A crack had formed in the far wall. She stared at it, mesmerized, as it lengthened, shimmering silver as if the entire room was peeling itself. There was a noise as if the centre of the earth was splitting and, just in time, she understood what was happening. She threw her hands into the air as, all at once, the ceiling caved in and rolled sideways. Her ears filled with a racing noise. A heavy, unbearable light dropped hard on her, submerging her, making her cling desperately to the sofa, knowing that if she was washed away nothing could bring her back.

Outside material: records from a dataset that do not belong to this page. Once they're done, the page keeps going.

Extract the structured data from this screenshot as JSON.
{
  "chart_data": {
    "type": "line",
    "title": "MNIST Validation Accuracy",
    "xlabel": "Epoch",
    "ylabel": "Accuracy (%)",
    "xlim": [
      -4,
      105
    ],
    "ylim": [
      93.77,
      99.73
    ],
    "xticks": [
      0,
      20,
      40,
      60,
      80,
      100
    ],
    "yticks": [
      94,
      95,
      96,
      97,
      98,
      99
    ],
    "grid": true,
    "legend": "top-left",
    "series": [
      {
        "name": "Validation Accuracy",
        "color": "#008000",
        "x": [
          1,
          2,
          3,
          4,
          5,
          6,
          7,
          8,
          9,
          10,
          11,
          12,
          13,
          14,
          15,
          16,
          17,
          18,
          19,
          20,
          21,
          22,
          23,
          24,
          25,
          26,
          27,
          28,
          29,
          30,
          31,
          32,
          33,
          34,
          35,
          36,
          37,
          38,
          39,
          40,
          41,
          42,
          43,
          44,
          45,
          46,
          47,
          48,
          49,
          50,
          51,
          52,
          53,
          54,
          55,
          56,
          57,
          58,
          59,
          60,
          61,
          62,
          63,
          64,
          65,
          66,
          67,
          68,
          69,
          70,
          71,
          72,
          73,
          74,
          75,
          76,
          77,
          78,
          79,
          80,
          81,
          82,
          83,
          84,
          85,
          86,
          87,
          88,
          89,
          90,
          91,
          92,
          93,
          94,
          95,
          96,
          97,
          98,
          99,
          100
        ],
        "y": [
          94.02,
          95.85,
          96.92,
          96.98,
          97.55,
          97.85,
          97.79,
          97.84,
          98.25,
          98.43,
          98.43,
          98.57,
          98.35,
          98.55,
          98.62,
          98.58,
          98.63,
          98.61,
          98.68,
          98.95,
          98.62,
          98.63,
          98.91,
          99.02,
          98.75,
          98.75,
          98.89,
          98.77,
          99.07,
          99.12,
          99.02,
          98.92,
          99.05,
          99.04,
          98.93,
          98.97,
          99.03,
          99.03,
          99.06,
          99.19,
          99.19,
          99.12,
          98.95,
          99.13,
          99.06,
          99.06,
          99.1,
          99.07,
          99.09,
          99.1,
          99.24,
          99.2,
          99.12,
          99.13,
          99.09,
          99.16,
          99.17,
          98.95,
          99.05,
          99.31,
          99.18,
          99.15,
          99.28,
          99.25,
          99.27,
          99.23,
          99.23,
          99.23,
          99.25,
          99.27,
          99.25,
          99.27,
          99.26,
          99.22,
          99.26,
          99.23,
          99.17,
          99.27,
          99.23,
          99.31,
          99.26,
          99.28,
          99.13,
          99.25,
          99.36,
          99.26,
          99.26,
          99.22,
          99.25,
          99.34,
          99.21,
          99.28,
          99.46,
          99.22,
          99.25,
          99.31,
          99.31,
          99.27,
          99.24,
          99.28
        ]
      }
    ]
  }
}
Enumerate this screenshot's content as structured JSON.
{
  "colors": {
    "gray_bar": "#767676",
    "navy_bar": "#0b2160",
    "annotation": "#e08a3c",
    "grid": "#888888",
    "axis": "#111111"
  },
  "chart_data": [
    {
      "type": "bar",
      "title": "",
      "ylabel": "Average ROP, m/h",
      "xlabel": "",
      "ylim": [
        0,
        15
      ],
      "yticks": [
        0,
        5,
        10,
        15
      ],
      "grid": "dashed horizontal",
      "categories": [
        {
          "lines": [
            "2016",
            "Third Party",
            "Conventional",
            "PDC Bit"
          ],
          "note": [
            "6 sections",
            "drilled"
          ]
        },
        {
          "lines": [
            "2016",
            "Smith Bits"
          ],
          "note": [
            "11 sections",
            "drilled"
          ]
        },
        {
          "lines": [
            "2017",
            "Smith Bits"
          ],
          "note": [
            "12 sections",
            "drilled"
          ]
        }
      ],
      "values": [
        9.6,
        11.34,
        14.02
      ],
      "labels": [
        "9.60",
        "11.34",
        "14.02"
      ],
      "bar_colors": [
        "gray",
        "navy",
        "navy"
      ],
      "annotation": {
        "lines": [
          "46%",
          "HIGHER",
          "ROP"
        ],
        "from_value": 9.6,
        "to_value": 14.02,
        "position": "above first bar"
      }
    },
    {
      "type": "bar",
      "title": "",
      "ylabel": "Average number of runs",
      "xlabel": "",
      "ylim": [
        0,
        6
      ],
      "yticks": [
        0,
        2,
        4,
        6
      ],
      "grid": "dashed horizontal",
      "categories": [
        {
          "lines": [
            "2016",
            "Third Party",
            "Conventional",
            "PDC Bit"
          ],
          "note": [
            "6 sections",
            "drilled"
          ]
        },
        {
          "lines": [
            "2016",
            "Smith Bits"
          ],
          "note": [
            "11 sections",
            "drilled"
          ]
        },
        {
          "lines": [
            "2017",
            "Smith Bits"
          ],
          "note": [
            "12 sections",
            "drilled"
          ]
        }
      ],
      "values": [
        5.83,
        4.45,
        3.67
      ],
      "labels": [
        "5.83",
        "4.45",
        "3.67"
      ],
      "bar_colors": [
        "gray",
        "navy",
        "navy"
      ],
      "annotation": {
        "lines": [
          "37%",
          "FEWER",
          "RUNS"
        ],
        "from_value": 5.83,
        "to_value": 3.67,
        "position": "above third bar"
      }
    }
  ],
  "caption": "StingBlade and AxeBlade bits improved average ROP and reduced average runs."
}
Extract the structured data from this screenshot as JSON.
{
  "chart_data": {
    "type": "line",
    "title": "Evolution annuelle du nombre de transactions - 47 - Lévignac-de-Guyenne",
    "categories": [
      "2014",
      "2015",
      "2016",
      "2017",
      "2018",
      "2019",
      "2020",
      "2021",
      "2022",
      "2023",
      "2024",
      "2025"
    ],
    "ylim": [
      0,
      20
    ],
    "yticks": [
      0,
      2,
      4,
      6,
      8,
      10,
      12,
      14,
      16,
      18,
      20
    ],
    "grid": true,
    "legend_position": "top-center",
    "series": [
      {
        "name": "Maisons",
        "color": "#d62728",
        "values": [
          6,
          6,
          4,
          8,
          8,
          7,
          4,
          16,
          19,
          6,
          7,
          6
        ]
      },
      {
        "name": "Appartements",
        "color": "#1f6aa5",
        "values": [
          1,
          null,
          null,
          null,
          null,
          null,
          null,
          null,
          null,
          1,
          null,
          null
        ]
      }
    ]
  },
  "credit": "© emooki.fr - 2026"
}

When at last the noise had stopped she lowered her arms cautiously and twisted her head. Nothing was as it had been. Everything had changed. Even the air was different: instead of being clear, it was silver and wavering. Beams of white light rippled through from overhead, silt swirling through them. She knew, just from the feeling of cold and dread, where she was. She was in Boesmansgat. A place for the foolish and the dead. Bushman's Hole.
She tried to wriggle away, but instead of moving backwards into the sofa the water seemed to lift her and roll her over, and before she knew what was happening she was swimming, shooting fast through the cold. She sculled a little with her left hand, turning herself in a small circle because she couldn't orient herself immediately and, to start with, wasn't even sure which way was up. The light rays were there again, but this time they were sharp, like submerged stalagmites, and she didn't dare swim near them, thinking they might cut her. She steadied herself and began to swim slowly, the sweetest, absolute clarity flashing against her face, no bubbles, just the currents streaming around the dry suit. Gin clear. Now she understood what those words meant. Gin. Clear.

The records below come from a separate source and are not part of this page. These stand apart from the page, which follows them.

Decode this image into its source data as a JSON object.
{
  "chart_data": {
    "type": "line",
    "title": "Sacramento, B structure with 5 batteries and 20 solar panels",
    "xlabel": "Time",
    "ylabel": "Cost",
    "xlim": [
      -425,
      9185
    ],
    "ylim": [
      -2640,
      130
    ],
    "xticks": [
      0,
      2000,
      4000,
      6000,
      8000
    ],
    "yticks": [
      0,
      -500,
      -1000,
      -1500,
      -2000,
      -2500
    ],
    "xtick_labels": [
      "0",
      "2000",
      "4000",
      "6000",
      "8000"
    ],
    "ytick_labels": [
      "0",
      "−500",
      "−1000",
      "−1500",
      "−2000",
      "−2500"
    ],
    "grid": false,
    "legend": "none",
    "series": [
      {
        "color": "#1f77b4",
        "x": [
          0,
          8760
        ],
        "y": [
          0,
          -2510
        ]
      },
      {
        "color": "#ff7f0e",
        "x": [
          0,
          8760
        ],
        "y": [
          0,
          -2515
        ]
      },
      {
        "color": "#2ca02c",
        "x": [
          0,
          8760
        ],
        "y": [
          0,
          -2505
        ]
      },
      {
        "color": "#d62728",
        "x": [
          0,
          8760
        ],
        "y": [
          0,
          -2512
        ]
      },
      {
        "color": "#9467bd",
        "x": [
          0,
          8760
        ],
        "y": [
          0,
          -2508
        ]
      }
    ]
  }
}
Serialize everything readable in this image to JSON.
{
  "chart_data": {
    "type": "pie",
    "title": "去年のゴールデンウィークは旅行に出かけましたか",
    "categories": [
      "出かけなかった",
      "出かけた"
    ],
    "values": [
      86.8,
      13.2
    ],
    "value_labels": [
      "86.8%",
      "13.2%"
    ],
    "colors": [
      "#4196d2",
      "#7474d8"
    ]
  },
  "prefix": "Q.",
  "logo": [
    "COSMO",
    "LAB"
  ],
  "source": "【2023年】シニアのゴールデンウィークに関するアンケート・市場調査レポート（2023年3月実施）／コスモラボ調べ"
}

She'd swum for some time, going nowhere, knowing now what it felt like to be a fish, when she noticed radiance coming from the right. She brought herself to a halt and turned to it. It was the entrance to a cave, brightly lit, and after a moment's hesitation she swam towards it. As she came within ten metres of it, she saw there were figures inside the cave, lit up like a nativity scene in a church. Three faces in the yellow light, Dad's, Thom's and Kaiser's. It was a room she was looking at: there were two beds, a chair with a suitcase on it, a print of an orchid on the wall above Dad's head and dusty curtains against the window. She recognized it: the Danielskuil hotel room they'd stayed in the night before the accident.

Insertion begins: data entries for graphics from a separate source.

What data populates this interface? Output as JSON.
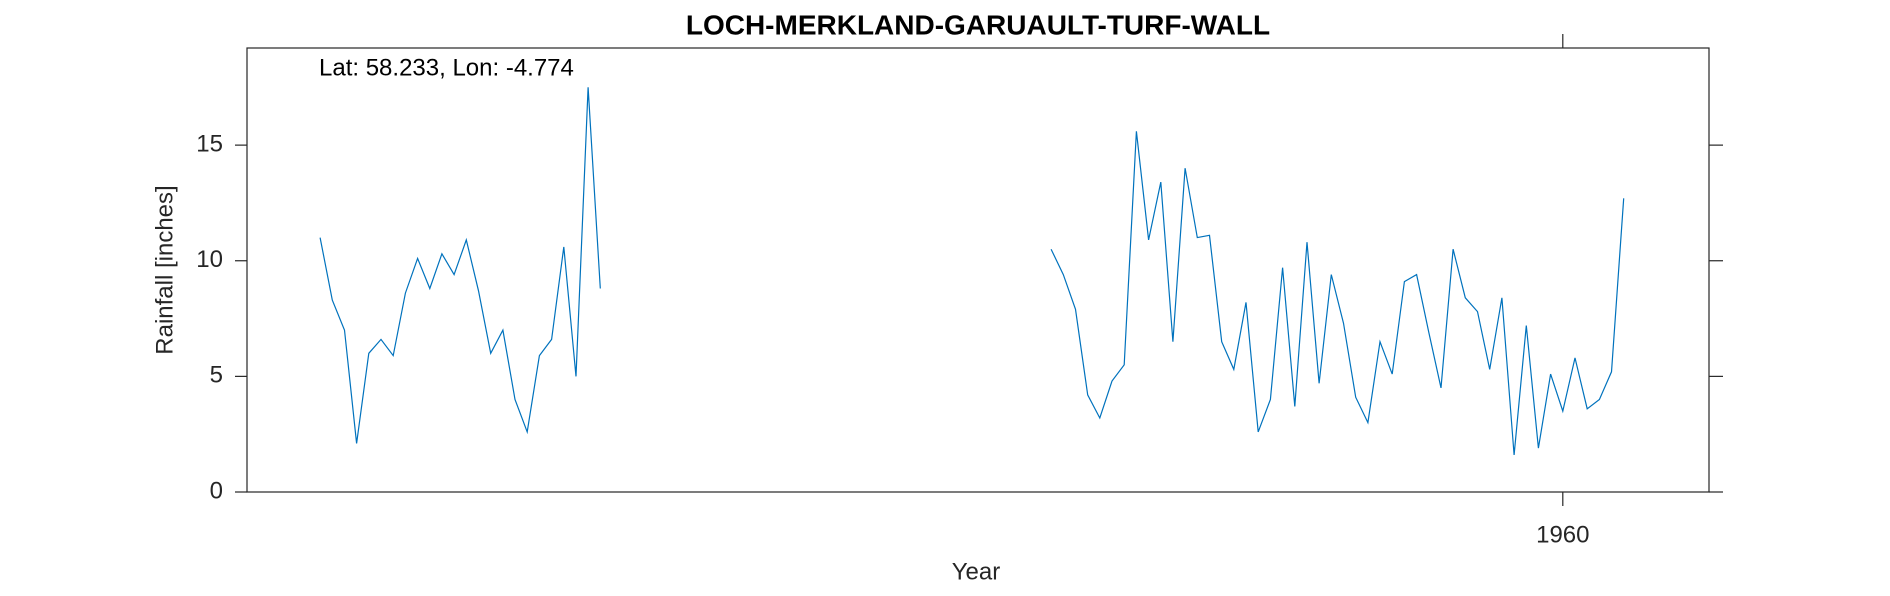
{
  "chart_data": {
    "type": "line",
    "title": "LOCH-MERKLAND-GARUAULT-TURF-WALL",
    "annotation": "Lat: 58.233, Lon: -4.774",
    "x_label": "Year",
    "y_label": "Rainfall [inches]",
    "x": [
      1858,
      1859,
      1860,
      1861,
      1862,
      1863,
      1864,
      1865,
      1866,
      1867,
      1868,
      1869,
      1870,
      1871,
      1872,
      1873,
      1874,
      1875,
      1876,
      1877,
      1878,
      1879,
      1880,
      1881,
      1882,
      1883,
      1884,
      1885,
      1886,
      1887,
      1888,
      1889,
      1890,
      1891,
      1892,
      1893,
      1894,
      1895,
      1896,
      1897,
      1898,
      1899,
      1900,
      1901,
      1902,
      1903,
      1904,
      1905,
      1906,
      1907,
      1908,
      1909,
      1910,
      1911,
      1912,
      1913,
      1914,
      1915,
      1916,
      1917,
      1918,
      1919,
      1920,
      1921,
      1922,
      1923,
      1924,
      1925,
      1926,
      1927,
      1928,
      1929,
      1930,
      1931,
      1932,
      1933,
      1934,
      1935,
      1936,
      1937,
      1938,
      1939,
      1940,
      1941,
      1942,
      1943,
      1944,
      1945,
      1946,
      1947,
      1948,
      1949,
      1950,
      1951,
      1952,
      1953,
      1954,
      1955,
      1956,
      1957,
      1958,
      1959,
      1960,
      1961,
      1962,
      1963,
      1964,
      1965
    ],
    "series": [
      {
        "color": "#0072bd",
        "values": [
          11.0,
          8.3,
          7.0,
          2.1,
          6.0,
          6.6,
          5.9,
          8.6,
          10.1,
          8.8,
          10.3,
          9.4,
          10.9,
          8.7,
          6.0,
          7.0,
          4.0,
          2.6,
          5.9,
          6.6,
          10.6,
          5.0,
          17.5,
          8.8,
          null,
          null,
          null,
          null,
          null,
          null,
          null,
          null,
          null,
          null,
          null,
          null,
          null,
          null,
          null,
          null,
          null,
          null,
          null,
          null,
          null,
          null,
          null,
          null,
          null,
          null,
          null,
          null,
          null,
          null,
          null,
          null,
          null,
          null,
          null,
          null,
          10.5,
          9.4,
          7.9,
          4.2,
          3.2,
          4.8,
          5.5,
          15.6,
          10.9,
          13.4,
          6.5,
          14.0,
          11.0,
          11.1,
          6.5,
          5.3,
          8.2,
          2.6,
          4.0,
          9.7,
          3.7,
          10.8,
          4.7,
          9.4,
          7.3,
          4.1,
          3.0,
          6.5,
          5.1,
          9.1,
          9.4,
          6.9,
          4.5,
          10.5,
          8.4,
          7.8,
          5.3,
          8.4,
          1.6,
          7.2,
          1.9,
          5.1,
          3.5,
          5.8,
          3.6,
          4.0,
          5.2,
          12.7
        ]
      }
    ],
    "xlim": [
      1852,
      1972
    ],
    "xticks": [
      1960
    ],
    "ylim": [
      0,
      19.2
    ],
    "yticks": [
      0,
      5,
      10,
      15
    ]
  }
}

'Dad?' she said tentatively, her mouth moving slowly. 'Dad?'
The sound came back, louder this time, wah wah wah, and, like a film coming off pause and cranking up, the figures in the room began to move. They bent towards each other, talking in low voices, checking their dive gear, and she realized, from the way her feet began to hurt, that this wasn't an hallucination but a memory, that she had been in this room too — somewhere she fitted into this tableau, off to one side, out of the immediate picture, but there anyway, because that night she'd been sitting on a bed with her feet wrapped in bandages, watching the men check the gear.